Marine surface sediments

-          Reconstruct changes in ocean as well as surrounding continents (Mackay et al., 2003). Can reconstruct a range of parameters using marine sediments (e.g. SST, surface and deep circulation patterns).  Also act as storage of information concerning continents (e.g. ice volume (Mackay et al., 2003).

-          Two components; biogenic and lithogenic (Mackay et al., 2003). Former originates in surface water but can receive contribution from ocean bottom water, consists of organic matter (e.g. pollen grains), calcium carbonate (from organisation such as coccolithophores and planktonic foraminifera (Mackay et al., 2003).  The latter is composed of clays, but larger material such as boulders can be deposited, such as iceberg melt. The origin can be found on continents where rock and soil are eroded, and deposited via rivers or icebergs for example, in the ocean.

Corals

-          Provide second major source of evidence for past changes in sea surface temperature (SST) and sea surface salinity (SSS) (Oldfield, 2005).

(Note: with corals and marine sediment, estimates are determined from assemblages of marine organisms such as foraminifera, calculated to modern species distribution)
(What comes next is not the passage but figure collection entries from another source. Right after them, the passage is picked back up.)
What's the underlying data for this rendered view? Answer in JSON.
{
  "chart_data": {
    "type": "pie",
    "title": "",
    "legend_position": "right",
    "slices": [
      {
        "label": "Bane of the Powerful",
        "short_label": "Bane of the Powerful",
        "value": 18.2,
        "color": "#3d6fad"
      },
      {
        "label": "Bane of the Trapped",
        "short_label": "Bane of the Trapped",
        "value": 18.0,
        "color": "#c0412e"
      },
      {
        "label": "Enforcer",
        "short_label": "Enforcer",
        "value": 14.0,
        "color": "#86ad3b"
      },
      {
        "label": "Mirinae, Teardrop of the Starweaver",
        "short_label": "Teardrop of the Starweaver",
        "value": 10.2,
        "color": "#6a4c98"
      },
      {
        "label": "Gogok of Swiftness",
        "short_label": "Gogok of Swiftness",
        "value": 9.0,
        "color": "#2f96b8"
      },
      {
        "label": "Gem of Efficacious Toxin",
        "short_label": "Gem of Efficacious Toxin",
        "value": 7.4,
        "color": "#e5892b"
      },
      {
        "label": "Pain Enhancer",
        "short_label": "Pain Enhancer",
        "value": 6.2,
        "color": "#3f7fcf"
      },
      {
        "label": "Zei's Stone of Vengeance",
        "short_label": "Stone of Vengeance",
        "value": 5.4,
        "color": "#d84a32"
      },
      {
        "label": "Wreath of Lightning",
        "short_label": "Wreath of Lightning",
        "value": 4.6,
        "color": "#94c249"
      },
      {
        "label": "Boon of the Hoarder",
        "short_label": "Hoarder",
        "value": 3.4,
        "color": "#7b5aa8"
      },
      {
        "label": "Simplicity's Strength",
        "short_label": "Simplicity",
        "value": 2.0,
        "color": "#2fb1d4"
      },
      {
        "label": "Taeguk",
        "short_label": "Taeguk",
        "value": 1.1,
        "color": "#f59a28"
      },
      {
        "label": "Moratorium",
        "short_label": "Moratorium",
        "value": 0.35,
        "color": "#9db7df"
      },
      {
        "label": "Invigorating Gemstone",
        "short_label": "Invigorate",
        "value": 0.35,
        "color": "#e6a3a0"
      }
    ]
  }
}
Stable Isotope ratios (Δ ¹⁸O)

-           As ice forms, sequesters a higher proportion of the lighter isotope (Δ ¹⁶O), which becomes depleted in seawater.  During glacial intervals, the Δ ¹⁸ O values in marine organisms increases, with the converse occurring during interglacials (Mackay et al., 2003)

-          Can be inferred from bubbles in ice cores, relating to changes in ice volume and global sea-level BUT.. links with sea are complex (Mackay et al., 2003)

Paleoceanographers use a range of proxies in order to obtain target parameters to gain a more detailed insight into past oceans and adjacent continents (Figure 1) (Mackay et al., 2003).

Figure 1: Proxies and the corresponding target parameters used by Paleoceanographers

Source: (Mackay et al., 2003).

Are there any issues?

Resolution (Marine sediments)

-          Temporal:  Deep- Ocean sedimentation rates are approximately 2-5 cm/kyr, with productive areas producing a maximum of 20 cm/kyr . Thus, temporal resolution is thus limited to 200 yr/cm (Mackay et al., 2003). Normal marine sediments, active benthic community can mix approximately the top 20 cm of sediment via bioturbation, reducing resolution to an estimated 1000 years/ cm, leaving an estimated 10 data points for the Holocene (Mackay et al., 2003).

-       Spatial:  Marine sediments may contain localized environment and climate information, in comparison to high-resolution records such as ice cores, which offer global climatic information (Mackay et al., 2003).

Recommended Read: Maslin, M., Pike, J., Stickley, C. and  Ettwein, V. (2003) 'Evidence of Holocene Climate Variability in Marine Sediments' in Mackay, A, Batterbee, R., Birks, J. and Oldfield, F. (eds) (2003) Global change in the Holcene, Hodder, London, 185-209.